There Jim piled into her arms three finely made boxes, cherry wood and rosewood and cedar, for the three members of the Ames family whom he knew. Each box was different, each beautiful.
“I wish I had a gift to give you, Jim.”
“You’ve already given me the best gift there is. You’ve been my nurse.”
That was something she would always remember.
They reached the Evacuation Building and went in. Then they stood in the barnlike room, Cherry with Jim’s gifts in her arms, watching the wall clock tick away the last few minutes.

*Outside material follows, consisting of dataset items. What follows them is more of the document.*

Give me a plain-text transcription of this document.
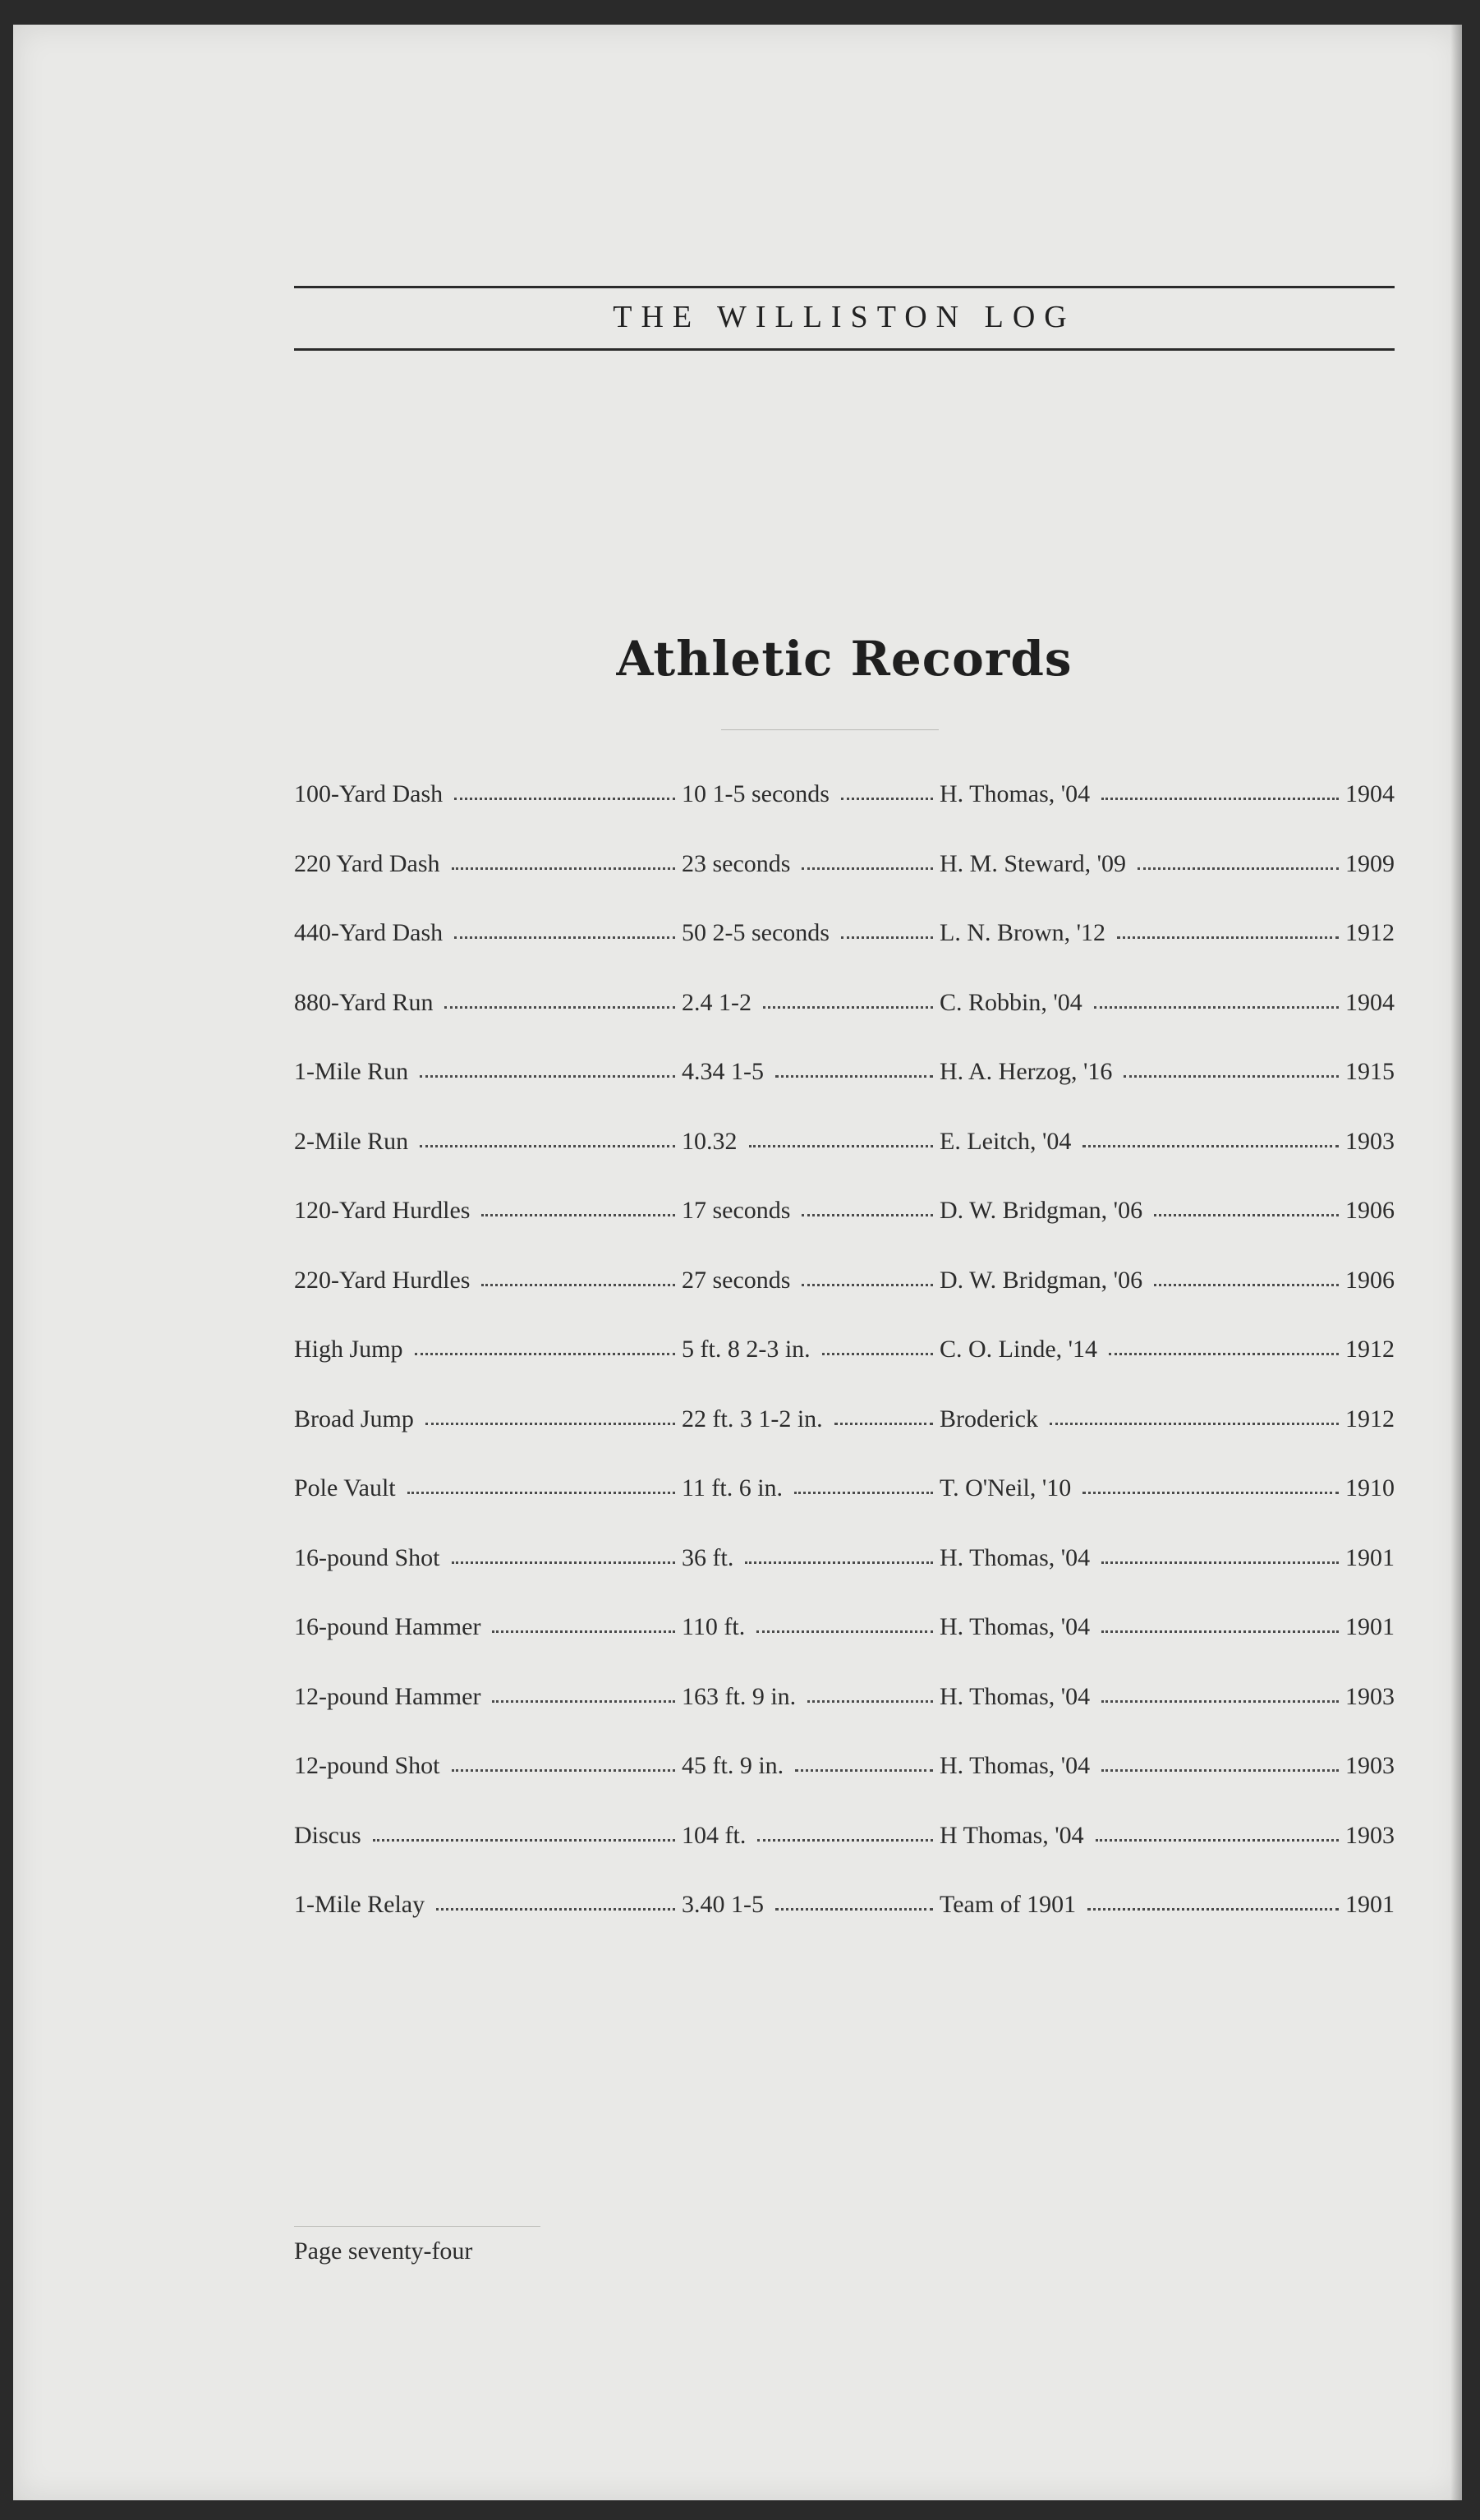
THE WILLISTON LOG
Athletic Records
100-Yard Dash	10 1-5 seconds	H. Thomas, '04	1904
220 Yard Dash	23 seconds	H. M. Steward, '09	1909
440-Yard Dash	50 2-5 seconds	L. N. Brown, '12	1912
880-Yard Run	2.4 1-2	C. Robbin, '04	1904
1-Mile Run	4.34 1-5	H. A. Herzog, '16	1915
2-Mile Run	10.32	E. Leitch, '04	1903
120-Yard Hurdles	17 seconds	D. W. Bridgman, '06	1906
220-Yard Hurdles	27 seconds	D. W. Bridgman, '06	1906
High Jump	5 ft. 8 2-3 in.	C. O. Linde, '14	1912
Broad Jump	22 ft. 3 1-2 in.	Broderick	1912
Pole Vault	11 ft. 6 in.	T. O'Neil, '10	1910
16-pound Shot	36 ft.	H. Thomas, '04	1901
16-pound Hammer	110 ft.	H. Thomas, '04	1901
12-pound Hammer	163 ft. 9 in.	H. Thomas, '04	1903
12-pound Shot	45 ft. 9 in.	H. Thomas, '04	1903
Discus	104 ft.	H Thomas, '04	1903
1-Mile Relay	3.40 1-5	Team of 1901	1901
Page seventy-four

“You watch that leg, Jim. Keep it clean, and always wear clean stump socks. And if the artificial leg no longer fits, ask the Army for a new one.”
“Yes, ma’am. You—you take care of yourself, too.”
“I wil
l. Would you—give my regards to your mother, even if I don’t know her?”
Jim smiled and patted her awkwardly on the shoulder. “Yes, I will. There’s my bus pulling up now.”
They stood and smiled at each other, then slowly moved to the open door. They shook hands just before Jim boarded the bus.
“We won’t say good-bye, Miss Cherry.
Just so long.” “Just so long. Take care of yourself, Jim!”
“I’ll write you. And—thanks. Thanks with all my heart.”
The bus rolled off. Cherry shifted the boxes to one arm and waved frantically.
“Good luck! So long!” Her voice broke.
Jim waved from a window until the bus swerved and was hidden behind trees.
Cherry stood in the empty road, crying. She had never cried before over any patient. But never before had she experienced so profoundly the relationship of nurse and patient. Besides, these were tears of joy. She had nursed a broken, hopeless young man back to manhood.
“What a reward!” she thought. “What a reward for my work!”
She lifted her wet face proudly, and started back to her ward.
CHAPTER XV
End and Beginning
SUDDENLY IT WAS ALL OVER. CHERRY FOUND IN HER mail box at Nurses’ Quarters a notice that her term of enlistment in the Army Nurse Corps—“for the duration plus six months”—was at an end. She was out of the Army! Cherry had not realized it was coming so soon—had not kept track of the dates. But here it was—and here she was—not knowing whether to be glad or sorry. She was so stunned she did not know what to think.
She ran to find Sal, who was on a ward adjoining her own.
“Sal! I’ve got my discharge! I’m supposed to be leaving!”
“Oh, no, Cherry,” Sal said sadly. “When?”
“Right away. In a day or two, I guess.”
“So soon? Do you want to leave?”
“I don’t know, I don’t know anything! Gosh, Sal, and I just was made chief nurse.”
Sal put her arm around Cherry. “You could always re-enlist.”
“Maybe I will. Maybe I ought to.” Cherry shook her dark curls in bewilderment.